The image below displays the confusion matrix for the training dataset.
The table below shows the accuracy and F1 score for the training dataset.
Metric | Score |
---|---|
Accuracy | 83.79% |
F1 Score | 84.31% |
False Positive | 16.18% |
The trained algorithm was tested with the test dataset using the BME Studio software. The image below shows the confusion matrix for the test dataset.
Metric | Score |
---|---|
Accuracy | 63.90% |
F1 Score | 71.46% |
False Positive | 23.66% |
The testing result was highly dependent on the air and acetone data. Using air and acetone data from different days yielded varying results. In the image above the air sampel was taken the same day as the test and the result was 63.90%. We also tried using one air sample from the day before and two days before. The result varied from 59% to 83%. This indicates that the sensor is more sensitive to the air quality than the acetone concentration. This makes it difficult to detect acetone in a room with varying air quality.
Test 1:
- The Bosch BME688 sensor worked well in a small box, clearly picking up changes when acetone was introduced. This suggests that the sensor can effectively detect acetone in controlled settings. The Artificial Intelligence (AI) model trained with this data performed well, identifying acetone with high accuracy in both training (96.01%) and testing (91.54%).
Test 2:
- When tested in a larger box with lower acetone levels (around 30 ppm), the BME688 sensor continued to detect acetone, but the AI's success rate dropped (Training: 83.79%, Testing: 77.21%). This could be because of the reduced concentration of acetone and differences in air quality.
- The Adafruit CCS811 and SparkFun BME280 sensors struggled to reliably detect acetone, showing inconsistent changes in resistance at the same concentration levels.
Test 3:
- At very low acetone concentrations (5 ppm), results varied greatly depending on changes in air quality. The AI model's accuracy ranged from 59% to 83%, showing that it struggled to maintain consistency in different conditions.
Overall Conclusion: The Bosch BME688 sensor shows was decent at detecting acetone, especially at higher concentrations. However, its sensitivity to changes in overall air quality will affect its reliability in everyday settings. The Adafruit CCS811 and SparkFun BME280 sensors were less effective at distinguishing acetone from other elements in the air.
Thes previsly tested sensor works by detecting total volatile organic compounds (TVOC) in the air. TVOC stands for Total Volatile Organic Compounds, representing the collective concentration of multiple carbon-based chemicals that evaporate at room temperature. Commonly found in household products like paints and cleaning supplies, TVOC sensors are useful for monitoring overall changes in air quality due to these compounds. However, they do not identify or measure specific gases. For detecting specific gases, such as aceton specialized sensors are necessary, as they provide precise measurement and identification of individual substances.
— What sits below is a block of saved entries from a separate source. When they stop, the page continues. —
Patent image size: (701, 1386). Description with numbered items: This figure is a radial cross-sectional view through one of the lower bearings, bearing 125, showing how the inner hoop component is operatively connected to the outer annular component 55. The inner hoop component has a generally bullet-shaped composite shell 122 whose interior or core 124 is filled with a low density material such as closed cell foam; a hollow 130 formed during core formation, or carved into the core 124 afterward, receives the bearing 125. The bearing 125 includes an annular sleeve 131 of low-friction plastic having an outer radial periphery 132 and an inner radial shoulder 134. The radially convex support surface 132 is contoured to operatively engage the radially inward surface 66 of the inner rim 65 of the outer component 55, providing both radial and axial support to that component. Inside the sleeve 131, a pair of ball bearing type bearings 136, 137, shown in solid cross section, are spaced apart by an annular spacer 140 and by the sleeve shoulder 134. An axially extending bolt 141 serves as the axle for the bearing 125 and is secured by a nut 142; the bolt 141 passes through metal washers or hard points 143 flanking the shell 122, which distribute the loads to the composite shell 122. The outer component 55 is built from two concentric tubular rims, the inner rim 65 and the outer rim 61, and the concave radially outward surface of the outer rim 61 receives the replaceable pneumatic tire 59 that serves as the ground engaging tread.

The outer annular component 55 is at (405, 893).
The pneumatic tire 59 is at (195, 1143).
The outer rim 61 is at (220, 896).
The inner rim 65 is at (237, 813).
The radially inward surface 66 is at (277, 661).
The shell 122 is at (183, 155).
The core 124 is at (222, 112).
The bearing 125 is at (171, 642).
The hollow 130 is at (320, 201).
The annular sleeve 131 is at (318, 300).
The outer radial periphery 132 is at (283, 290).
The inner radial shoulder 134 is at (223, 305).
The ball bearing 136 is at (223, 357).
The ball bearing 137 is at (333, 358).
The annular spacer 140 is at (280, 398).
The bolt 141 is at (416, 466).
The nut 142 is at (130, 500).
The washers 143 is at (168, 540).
The TGS1820 is a hot wire semiconductor gas sensor developed by Figaro Engineering Inc. for the detection of acetone. It features high sensitivity and selectivity to acetone with minimal interference from ethanol and hydrogen and other gases, making it suitable for applications like breath acetone analysis.The sensor has typical detection range of 1 to 20 ppm acetone. Read more about the sensor here.
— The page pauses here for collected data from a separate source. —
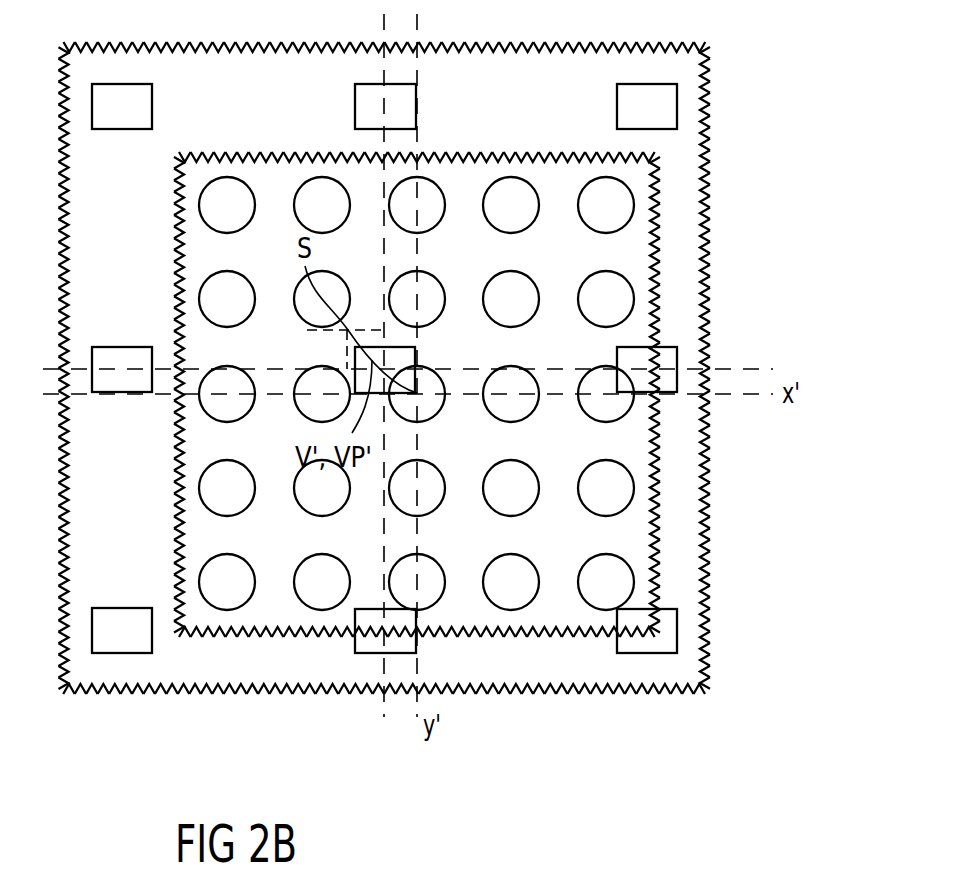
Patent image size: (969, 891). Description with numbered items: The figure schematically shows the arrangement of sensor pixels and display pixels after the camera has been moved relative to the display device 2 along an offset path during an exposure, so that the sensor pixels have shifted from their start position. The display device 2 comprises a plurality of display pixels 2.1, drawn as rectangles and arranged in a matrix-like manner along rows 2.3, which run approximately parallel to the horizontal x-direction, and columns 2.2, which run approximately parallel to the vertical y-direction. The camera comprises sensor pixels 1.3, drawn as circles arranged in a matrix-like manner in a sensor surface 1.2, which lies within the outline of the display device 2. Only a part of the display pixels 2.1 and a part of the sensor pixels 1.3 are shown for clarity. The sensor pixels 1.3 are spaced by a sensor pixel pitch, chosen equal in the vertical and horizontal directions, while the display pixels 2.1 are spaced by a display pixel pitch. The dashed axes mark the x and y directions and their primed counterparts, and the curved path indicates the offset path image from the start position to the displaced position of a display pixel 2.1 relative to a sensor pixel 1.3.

The display device 2 is at (706, 160).
The display pixels 2.1 is at (668, 105).
The sensor surface 1.2 is at (655, 328).
The sensor pixels 1.3 is at (622, 208).
The columns 2.2 is at (373, 388).
The rows 2.3 is at (448, 373).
With this sensor it can be possible to detect acetone in the air with a higher accuracy than the previously tested sensors. Since it is specifically designed for acetone detection, it is expected to provide more reliable and consistent results.
- Z. Wang, C. Wang and P. Lathan, Breath Acetone Analysis of Diabetic Dogs Using a Cavity Ringdown Breath Analyzer, in IEEE Sensors Journal, doi: 10.1109/JSEN.2013.2293705.
- Saasa V, Malwela T, Beukes M, Mokgotho M, Liu CP, Mwakikunga B. Sensing Technologies for Detection of Acetone in Human Breath for Diabetes Diagnosis and Monitoring. Diagnostics (Basel). 2018 Jan 31;8(1):12. doi: 10.3390/diagnostics8010012.